Cultura e Spettacoli

Solisti Veneti, mezzo secolo di magie del Settecento

Poco meno di cinquant’anni fa, parlavamo di malinconia e di poesia, e un amico mi disse all’improvviso: se vuoi capire come nella musica possano esserci poesia e gioia insieme, comprati il disco delle Sonate per Archi di Rossini eseguite dai Solisti Veneti. Chi sono? chiesi. Giovani, veneti, da vedere goliardi padovani, da ascoltare gente che ti risveglia la Venezia del Settecento. Chi li guida? Un raro caso di musicologo allegro: da vedere somiglia a un violoncello, da ascoltare è un insieme di sapienza e ironia con una voglia tutta sua di far festa; si chiama Claudio Scimone. Fui sùbito d’accordo: le Sonate di Rossini, scritte da ragazzino per i quattro archi che aveva disposizione, senza la viola e con il contrabbasso, eseguite da quel complesso d’archi, sembravano offrirci la bellezza del primo incontro con la vita. Da quel momento i Solisti Veneti diventarono miei compagni di cammino.
Ho raccontato un fatto mio, perché molti della mia generazione ne hanno vissuto uno simile. Colleghi e critici discussero a lungo le loro interpretazioni: vigeva il dogma che il Settecento si suonasse freddo, senza fare vibrare né gli strumenti né l’anima, e con calma. In loro invece tutto s’accendeva: gli allegri scatenati e balzanti, gli adagi come cantati in confessioni affettuose, e nella musica di Vivaldi dischiusi a tratti in indicibili malinconie lagunari, e ti sembrava averceli davanti, anche quand’erano in disco.
Ad averceli davanti davvero, accade molto di più.
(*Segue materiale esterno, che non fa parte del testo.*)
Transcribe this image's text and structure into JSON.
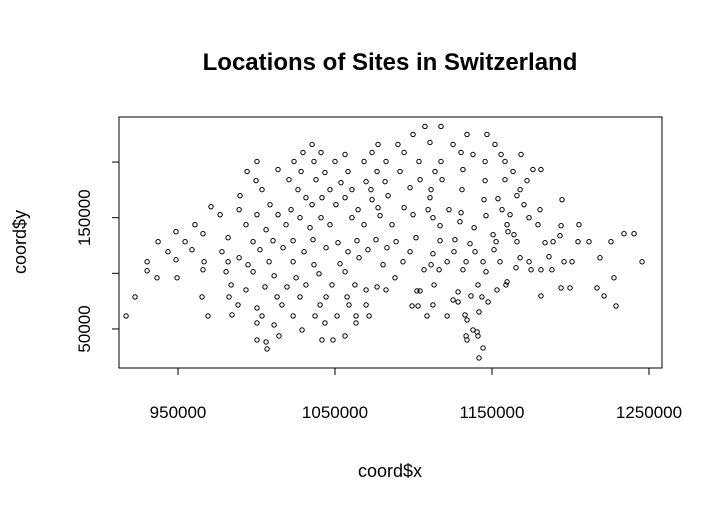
{
  "chart_data": {
    "type": "scatter",
    "title": "Locations of Sites in Switzerland",
    "x_label": "coord$x",
    "y_label": "coord$y",
    "xlim": [
      912400,
      1258300
    ],
    "ylim": [
      14900,
      240500
    ],
    "xticks": [
      950000,
      1050000,
      1150000,
      1250000
    ],
    "yticks": [
      50000,
      100000,
      150000,
      200000
    ],
    "color": "#000000",
    "marker": "open-circle",
    "x": [
      1107300,
      1117500,
      1099700,
      1134100,
      1146800,
      1110500,
      1035400,
      1077400,
      1090100,
      1125200,
      1151900,
      1029600,
      1041100,
      1056400,
      1073600,
      1094000,
      1130300,
      1137900,
      1155800,
      1023900,
      1036600,
      1082500,
      1103500,
      1117500,
      1145600,
      1158300,
      1168500,
      1000300,
      1050000,
      1068500,
      994000,
      1013700,
      1028400,
      1043600,
      1058300,
      1076800,
      1091400,
      1113700,
      1131500,
      1163400,
      1176100,
      1181200,
      999700,
      1020700,
      1037900,
      1053800,
      1069800,
      1081900,
      1104200,
      1118200,
      1145600,
      1158300,
      1172300,
      989500,
      1003500,
      1026400,
      1046800,
      1060800,
      1072900,
      1097800,
      1111200,
      1130900,
      1167900,
      1165900,
      1153800,
      1031500,
      1041700,
      1056400,
      1073600,
      1083800,
      1110500,
      1144900,
      971000,
      988900,
      1008600,
      1022000,
      1035400,
      1050600,
      1064700,
      1077400,
      1094000,
      1109300,
      1122600,
      1130300,
      1156400,
      1170400,
      1180600,
      1194600,
      976800,
      1000300,
      1013700,
      1027700,
      1041100,
      1060800,
      1078700,
      1099700,
      1112400,
      1146200,
      1161500,
      1173600,
      960800,
      993300,
      1006100,
      1018800,
      1034100,
      1046800,
      1068500,
      1086300,
      1116900,
      1129600,
      1138600,
      1159600,
      1179300,
      1194000,
      1205400,
      1160200,
      1164000,
      1150700,
      948700,
      965900,
      981900,
      997800,
      1010500,
      1023300,
      1036000,
      1051900,
      1064000,
      1076100,
      1088900,
      1101600,
      1116900,
      1126400,
      1136000,
      1152600,
      1165900,
      1183800,
      1188900,
      1193300,
      1204800,
      1211800,
      1225800,
      1234100,
      1240500,
      1245600,
      937300,
      954500,
      943600,
      958900,
      978000,
      988900,
      1002200,
      1016900,
      1030300,
      1044300,
      1058300,
      1071000,
      1083100,
      1097800,
      1112400,
      1125800,
      1139200,
      1151300,
      1167900,
      1186300,
      1195900,
      1201000,
      1218800,
      930300,
      948700,
      966600,
      981900,
      994600,
      1008000,
      1023300,
      1036600,
      1053200,
      1065300,
      1080600,
      1093300,
      1111200,
      1121400,
      1133500,
      1144300,
      1155100,
      1165300,
      1173600,
      1181200,
      1188200,
      936600,
      916900,
      930300,
      949400,
      965900,
      980600,
      997800,
      1011200,
      1025200,
      1039800,
      1056400,
      1088200,
      1106700,
      1116300,
      1131500,
      1146200,
      1159600,
      1174900,
      1227700,
      922600,
      983800,
      1005400,
      1019400,
      1031500,
      1048100,
      1062700,
      1076800,
      1104200,
      1113100,
      1128400,
      1141100,
      1153200,
      1158900,
      1181200,
      1194000,
      1199700,
      1216900,
      965300,
      982500,
      993300,
      1013100,
      1027700,
      1044300,
      1057700,
      1069800,
      1082500,
      1102200,
      1125200,
      1136600,
      1143600,
      1221400,
      988200,
      1000300,
      1016200,
      1040500,
      1058900,
      1069800,
      1099100,
      1102900,
      1112400,
      1128400,
      1147500,
      1229000,
      969100,
      984400,
      1003500,
      1023300,
      1037300,
      1051300,
      1063400,
      1071700,
      1108600,
      1121400,
      1132800,
      1141700,
      1000300,
      1011200,
      1029000,
      1043600,
      1063400,
      1134100,
      1137900,
      1140500,
      1056400,
      1000300,
      1006100,
      1014300,
      1041700,
      1048700,
      1133500,
      1134100,
      1141100,
      1144300,
      1141700,
      1006700
    ],
    "y": [
      232000,
      232000,
      224800,
      224800,
      224800,
      217600,
      215800,
      215800,
      215800,
      215800,
      215800,
      208600,
      208600,
      206800,
      208600,
      208600,
      208600,
      206800,
      206800,
      200500,
      200500,
      200500,
      200500,
      200500,
      200500,
      200500,
      206800,
      200500,
      200500,
      200500,
      191500,
      193300,
      191500,
      190600,
      191500,
      191500,
      191500,
      191500,
      193300,
      191500,
      193300,
      193300,
      183300,
      184200,
      184200,
      181500,
      182400,
      182400,
      184200,
      184200,
      183300,
      184200,
      183300,
      169800,
      175200,
      175200,
      175200,
      175200,
      175200,
      177000,
      175200,
      175200,
      175200,
      169800,
      167100,
      168000,
      168000,
      168000,
      166200,
      169800,
      168000,
      166200,
      159900,
      157200,
      161700,
      157200,
      161700,
      161700,
      157200,
      159000,
      159000,
      157200,
      157200,
      154500,
      157200,
      161700,
      157200,
      166200,
      152700,
      152700,
      152700,
      150000,
      150000,
      150000,
      151800,
      152700,
      150000,
      151800,
      152700,
      150000,
      143700,
      143700,
      139200,
      143700,
      141000,
      143700,
      143700,
      143700,
      142800,
      146400,
      141000,
      143700,
      143700,
      142800,
      143700,
      137400,
      134700,
      134700,
      137400,
      135600,
      132000,
      128400,
      129300,
      129300,
      130200,
      127500,
      129300,
      130200,
      128400,
      132000,
      129300,
      130200,
      126600,
      128400,
      128400,
      127500,
      128400,
      133800,
      128400,
      128400,
      128400,
      135600,
      135600,
      110400,
      128400,
      128400,
      119400,
      121200,
      119400,
      114000,
      121200,
      123000,
      119400,
      123000,
      119400,
      121200,
      123000,
      119400,
      117600,
      119400,
      119400,
      121200,
      114000,
      114900,
      110400,
      110400,
      114000,
      110400,
      112200,
      110400,
      110400,
      107700,
      110400,
      110400,
      107700,
      108600,
      114000,
      107700,
      110400,
      107700,
      110400,
      110400,
      110400,
      110400,
      105000,
      110400,
      103200,
      103200,
      96000,
      61700,
      102300,
      96000,
      103200,
      101400,
      101400,
      97800,
      96000,
      99600,
      101400,
      96000,
      103200,
      103200,
      103200,
      101400,
      92300,
      103200,
      96000,
      78800,
      89600,
      87800,
      87800,
      89600,
      89600,
      89600,
      87800,
      84200,
      89600,
      83300,
      89600,
      85100,
      89600,
      79700,
      86900,
      86900,
      86900,
      78800,
      78800,
      85100,
      78800,
      78800,
      78800,
      78800,
      85100,
      85100,
      84200,
      76100,
      79700,
      78800,
      79700,
      71600,
      68900,
      71600,
      71600,
      71600,
      71600,
      70700,
      70700,
      71600,
      74300,
      74300,
      70700,
      61700,
      62600,
      61700,
      61700,
      61700,
      61700,
      61700,
      61700,
      61700,
      61700,
      62600,
      65300,
      55400,
      53600,
      49100,
      55400,
      55400,
      58100,
      49100,
      47300,
      43700,
      40100,
      38300,
      43700,
      40100,
      40100,
      43700,
      40100,
      43700,
      32900,
      23900,
      32000
    ]
  }
}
C’è un clima veramente di festa: quando alla fine d’ogni esecuzione il maestro Scimone si volta con il suo sorrisone pieno la gente si mette a gridar bravo, tutta contenta.
Sono avvenute scoperte e riflessioni filologiche e mode, si è conosciuto il fascino degli strumenti antichi, il gusto di accentuare in modo estremo i segmenti dei fraseggi e i contrasti fra i tempi del concerto, sono ormai tanti i complessi musicali ad avere bravura e successo nella musica del Settecento italiano. Ma la tinta speciale dei Solisti Veneti, che degli studi filologici hanno fatto occasione per far crescere la ricchezza della loro interpretazione senza snaturarne il carattere, ha insieme una sua felicità clamorosa e una intima segretezza. E ogni volta il concerto fa evento. Una volta a Padova eseguivano Tartini in Sant’Antonio e c’eran giovani pigiati nella basilica, fin nei confessionali. «E pensare che Tartini scrisse il Trillo del Diavolo convinto che il diavolo fosse il violino che lo distraeva dalla vita religiosa», borbottò con la cadenza veneta accomodante Scimone, come a dire: fìdati di che cosa pensano gli Autori.
Cinquant’anni sono passati dal loro primo patto, quando il loro notaio padovano chiese se non era esagerato parlare di diritti per tutt’Italia; ed han girato il mondo. La formazione si è via via rinnovata, ma il dna originario è rimasto inconfondibile. Specialisti del Settecento veneto, cui dedicano fra l’altro un incantevole festival annuale nei teatri e nelle chiese fascinose della regione, dall’inizio hanno immesso nei programmi la musica contemporanea, e hanno accumulato partiture dedicate a loro, ahimè non sempre a noi contemporanee quanto lo siano di fatto quelle di Vivaldi o di Albinoni. Son diventati specialisti di Rossini, alleati con la grande scuola belcantista di Marilyn Horne, Samuel Ramey, Rockwell Blake, June Anderson. Con loro Pier Luigi Pizzi ha aperto la strada alle grandi regìe barocche nell’Orlando Furioso di Vivaldi.
La lista di premi e benemerenze dei Solisti Veneti si perde a vista d’occhio. Guai però a parlar loro d’ufficialità. Sono altri tipi. Una volta, a un festival di musica contemporanea, non avendo più bis a disposizione, si misero a improvvisare, inventando un autore a cui attribuire il pezzo, certo Mazzucato. Per l’anno dopo ricevettero l’incarico di commissionare a Mazzucato un concerto intero. «Perbacco - chiedo - come avete fatto?». Scimone guarda avanti con la sua espressione più naturale: «L’abbiam fatto morire in circostanze oscure - poi ride -: in fondo tutti siamo effimeri».

Ma ormai da cinquant’anni sa che non è vero.